March 4, 2026
Battery beef: Nickel vs Lithium
Charging a three-cell nickel-based battery pack with a Li-Ion charger [pdf]
TI suggests charging nickel batteries with lithium chargers — fans cry foul
TLDR: TI suggests using a lithium-ion charger to power nickel battery packs, sparking debate over safety and smarts. The community’s loudest take: industry neglects NiMH, forcing slow charges and hacks, while fans argue nickel’s safety and affordability deserve modern support.
Texas Instruments dropped a spicy idea: use a common lithium-ion charger chip to juice a three-cell nickel battery pack. The moment the TI PDF hit tech circles, the comments lit up with a familiar split. Some tinkerers cheered the hack—“use what’s cheap and available!”—while purists clutched their AAs, arguing you shouldn’t “make nickel pretend it’s lithium.” The strongest mood? Frustration that nickel-metal hydride (NiMH) still gets ignored by modern charger makers, despite being safer, cheaper, and easy to replace.
User kdklol summed it up: dedicated NiMH charger chips “basically don’t exist,” so most devices trickle-charge slowly and call it a day. Meanwhile, the TI piece explains why this is even a debate: lithium chargers do constant current then constant voltage (hold the volts, taper the amps), while nickel likes a precise peak-detect method (blast steady current, stop when the voltage drops). The drama: can you safely use the lithium method on nickel packs without overcooking them? Pragmatists say yes, with trade-offs; purists say no, get a proper nickel brain.
Memes flew: “Nickelback vs Lithium,” “Grandpa’s AA gang vs smartphone batteries,” and the evergreen “NiMH is the cockroach of batteries—still here after the apocalypse.” Bottom line: this isn’t just a charger debate—it’s a culture war over what kind of batteries deserve real love.
Key Points
- •The article proposes using a single-cell Li‑ion charger IC to charge three-series nickel-based battery packs due to limited modern nickel charger IC options.

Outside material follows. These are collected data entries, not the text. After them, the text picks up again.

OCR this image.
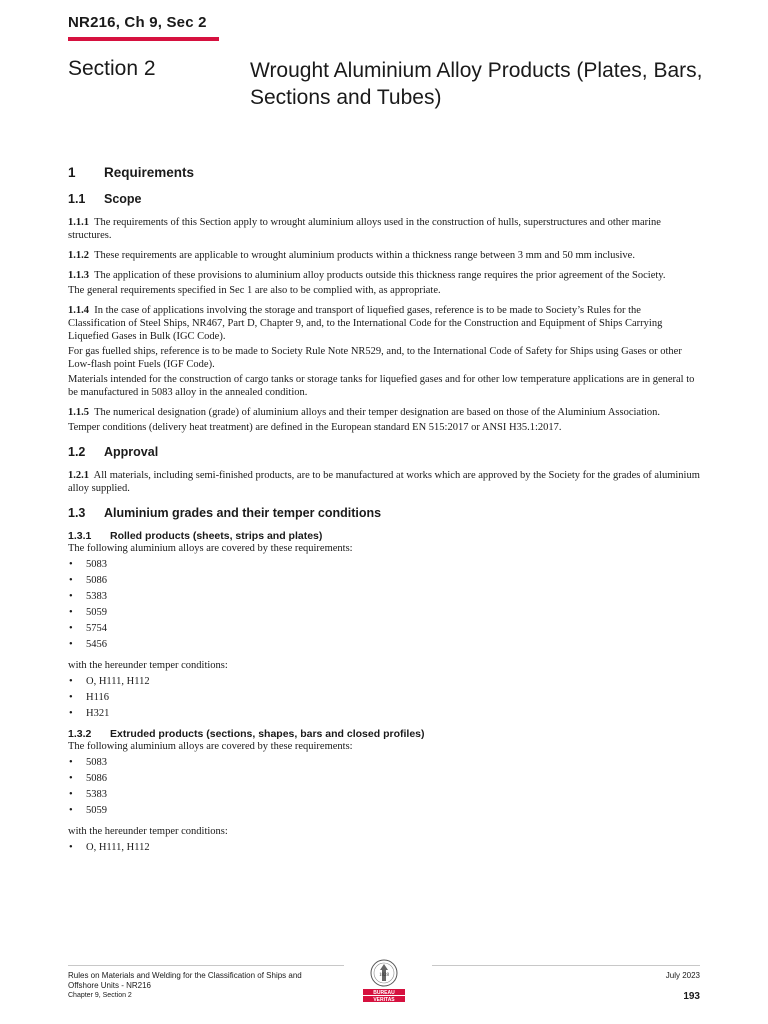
NR216, Ch 9, Sec 2
Section 2	Wrought Aluminium Alloy Products (Plates, Bars, Sections and Tubes)
1 Requirements
1.1 Scope

1.1.1 The requirements of this Section apply to wrought aluminium alloys used in the construction of hulls, superstructures and other marine structures.

1.1.2 These requirements are applicable to wrought aluminium products within a thickness range between 3 mm and 50 mm inclusive.

1.1.3 The application of these provisions to aluminium alloy products outside this thickness range requires the prior agreement of the Society.

The general requirements specified in Sec 1 are also to be complied with, as appropriate.

1.1.4 In the case of applications involving the storage and transport of liquefied gases, reference is to be made to Society’s Rules for the Classification of Steel Ships, NR467, Part D, Chapter 9, and, to the International Code for the Construction and Equipment of Ships Carrying Liquefied Gases in Bulk (IGC Code).

For gas fuelled ships, reference is to be made to Society Rule Note NR529, and, to the International Code of Safety for Ships using Gases or other Low-flash point Fuels (IGF Code).

Materials intended for the construction of cargo tanks or storage tanks for liquefied gases and for other low temperature applications are in general to be manufactured in 5083 alloy in the annealed condition.

1.1.5 The numerical designation (grade) of aluminium alloys and their temper designation are based on those of the Aluminium Association.

Temper conditions (delivery heat treatment) are defined in the European standard EN 515:2017 or ANSI H35.1:2017.

1.2 Approval

1.2.1 All materials, including semi-finished products, are to be manufactured at works which are approved by the Society for the grades of aluminium alloy supplied.

1.3 Aluminium grades and their temper conditions
1.3.1 Rolled products (sheets, strips and plates)

The following aluminium alloys are covered by these requirements:

• 5083
• 5086
• 5383
• 5059
• 5754
• 5456

with the hereunder temper conditions:

• O, H111, H112
• H116
• H321
1.3.2 Extruded products (sections, shapes, bars and closed profiles)

The following aluminium alloys are covered by these requirements:

• 5083
• 5086
• 5383
• 5059

with the hereunder temper conditions:

• O, H111, H112
Rules on Materials and Welding for the Classification of Ships and
Offshore Units - NR216
Chapter 9, Section 2
1828
BUREAU
VERITAS
July 2023
193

- •Nickel batteries require CC fast charging between 0.3C and 3C and terminate via peak-voltage (−ΔV) detection of ~3–6 mV per cell.
- •Li‑ion chargers follow a CC‑CV algorithm: constant current until 4.2 V, then constant voltage with taper-current termination at about one‑tenth of fast‑charge current.
- •Li‑ion charger termination based on taper current (ITERM) creates challenges when used for nickel cells that rely on −ΔV termination, requiring careful design considerations.
- •NiMH cells typically reach ~1.55 V before termination and relax to ~1.45 V afterward; precise sampling is needed to detect the small voltage drop at full charge.